Italiani target perché paghiamo i riscatti?
«Non vedo questa relazione. In tutti i casi di cui mi sono occupato non abbiamo pagato riscatti. L’Italia non va con borse piene di soldi, al massimo opera con progetti di cooperazione, per esempio a sostegno delle popolazioni tribali».

Ieri il ministro degli Esteri Gentiloni ha detto che quanti si sottrarranno all’accordo portato avanti dal negoziatore Onu Bernardino Leon (che mira alla creazione di un governo di unità nazionale), sarà isolato. L’Italia sta percorrendo la strategia giusta o è giunta l’ora di un cambio di passo?
«Io tradurrei l’isolamento nell’imposizione di sanzioni. Le Nazioni Unite possono emettere sanzioni su quanti boicottano pregiudizialmente questo accordo, nonostante le diverse revisioni del testo e le generose contro-proposte. In Libia si vive di petrolio. Se si impone un embargo, impedendo la vendita di quanto si produce in una regione controllata da chi si oppone all’accordo, si potrebbero fare progressi. Non possiamo mettere le scarpe sul terreno con soldati europei o italiani, ma per dare al negoziato dell’Onu più credibilità dobbiamo tradurre il concetto di isolamento in qualcosa di operativo. È giusto continuare ad insistere per spingere le parti libiche a un accordo, ma parallelamente diciamo che abbiamo la pistola sul tavolo. Le nostre armi non sono le bombe, ma le sanzioni. Sarebbe sbagliato andare avanti senza coinvolgere il parlamento di Tripoli (in mano agli islamisti, ndr), ma bisogna superare le ultime resist enze».

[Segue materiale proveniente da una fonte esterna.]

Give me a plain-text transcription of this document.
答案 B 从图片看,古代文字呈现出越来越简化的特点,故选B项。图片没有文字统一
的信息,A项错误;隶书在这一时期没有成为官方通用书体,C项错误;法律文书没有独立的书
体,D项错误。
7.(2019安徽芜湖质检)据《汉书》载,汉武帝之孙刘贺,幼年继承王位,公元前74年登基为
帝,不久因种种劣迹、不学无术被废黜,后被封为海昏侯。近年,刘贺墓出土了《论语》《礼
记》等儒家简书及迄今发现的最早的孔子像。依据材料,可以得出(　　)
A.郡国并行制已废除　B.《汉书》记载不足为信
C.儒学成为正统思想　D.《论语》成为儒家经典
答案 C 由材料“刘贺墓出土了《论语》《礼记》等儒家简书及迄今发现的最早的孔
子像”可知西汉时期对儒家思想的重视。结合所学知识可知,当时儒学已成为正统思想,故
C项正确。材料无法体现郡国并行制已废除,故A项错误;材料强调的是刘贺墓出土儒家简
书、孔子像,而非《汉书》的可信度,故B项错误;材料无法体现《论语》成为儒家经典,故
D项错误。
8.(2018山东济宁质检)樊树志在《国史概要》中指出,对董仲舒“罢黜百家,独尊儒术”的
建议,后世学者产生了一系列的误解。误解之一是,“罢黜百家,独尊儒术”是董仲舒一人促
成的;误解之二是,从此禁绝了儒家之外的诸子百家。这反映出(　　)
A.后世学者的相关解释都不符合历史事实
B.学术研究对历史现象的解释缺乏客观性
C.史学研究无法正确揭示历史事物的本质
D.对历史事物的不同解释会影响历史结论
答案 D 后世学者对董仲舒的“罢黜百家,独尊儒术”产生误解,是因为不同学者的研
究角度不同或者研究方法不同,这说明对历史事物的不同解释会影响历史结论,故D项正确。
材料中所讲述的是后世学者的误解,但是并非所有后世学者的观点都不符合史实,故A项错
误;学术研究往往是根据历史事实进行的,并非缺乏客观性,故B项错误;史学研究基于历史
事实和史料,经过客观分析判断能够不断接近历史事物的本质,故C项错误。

In Libia si sovrappongono tre fronti di crisi: la guerra civile, il business organizzato dell’ immigrazione clandestina e la penetrazione dell’autoproclamatosi “stato islamico”. Quale deve preoccuparci di più?
«L’ultima perché si sta espandendo, controlla alcuni traffici di migranti, per esempio quelli nella zona di Sirte e Derna. La presenza di Daesh (acronimo arabo per riferirsi all’autoproclamatosi stato islamico) non fa altro che esacerbare il frazionamento delle diverse compagini libiche. Per questo bisognerebbe inserire nella bozza di risoluzione Onu che si sta auspicabilmente terminando, un robusto capitolo antiterrorismo. Con Daesh non si può negoziare. Solo la forza può funzionare e serve una santa alleanza contro questi terroristi. È necessario per eliminare il principale elemento destabilizzatore in azione: sulle tribù, sulle milizie e sul traffico di migranti. Viste anche le sue ramificazioni, Daesh è la prima minaccia per l’Italia» .

Se potesse tornare indietro al 2011, quando era in farnesina, romperebbe, come fece, il trattato di amicizia tra Italia e Libia appoggiando la missione Nato?
«Sì. Era impensabile per l’Italia non seguire la decisione presa dal Consiglio di Sicurezza Onu e dalla Nato. Rompere il patto di alleanza che dura da più di 50 anni con queste istituzioni sarebbe stato molto più rischioso che rompere un trattato con Gheddafi che aveva mostrato, dopo la firma di quel trattato, di essere diventato un capo sanguinario che bombardava le città. Non potevamo stare fermi. Se fossimo stati fedeli al fianco di Gheddafi saremmo diventati un paria internazionale, rischiando di rompere l’alleanza transatlantica. L’Italia e l’Europa hanno fatto l’errore di abbandonare la Libia appena la missione è finita».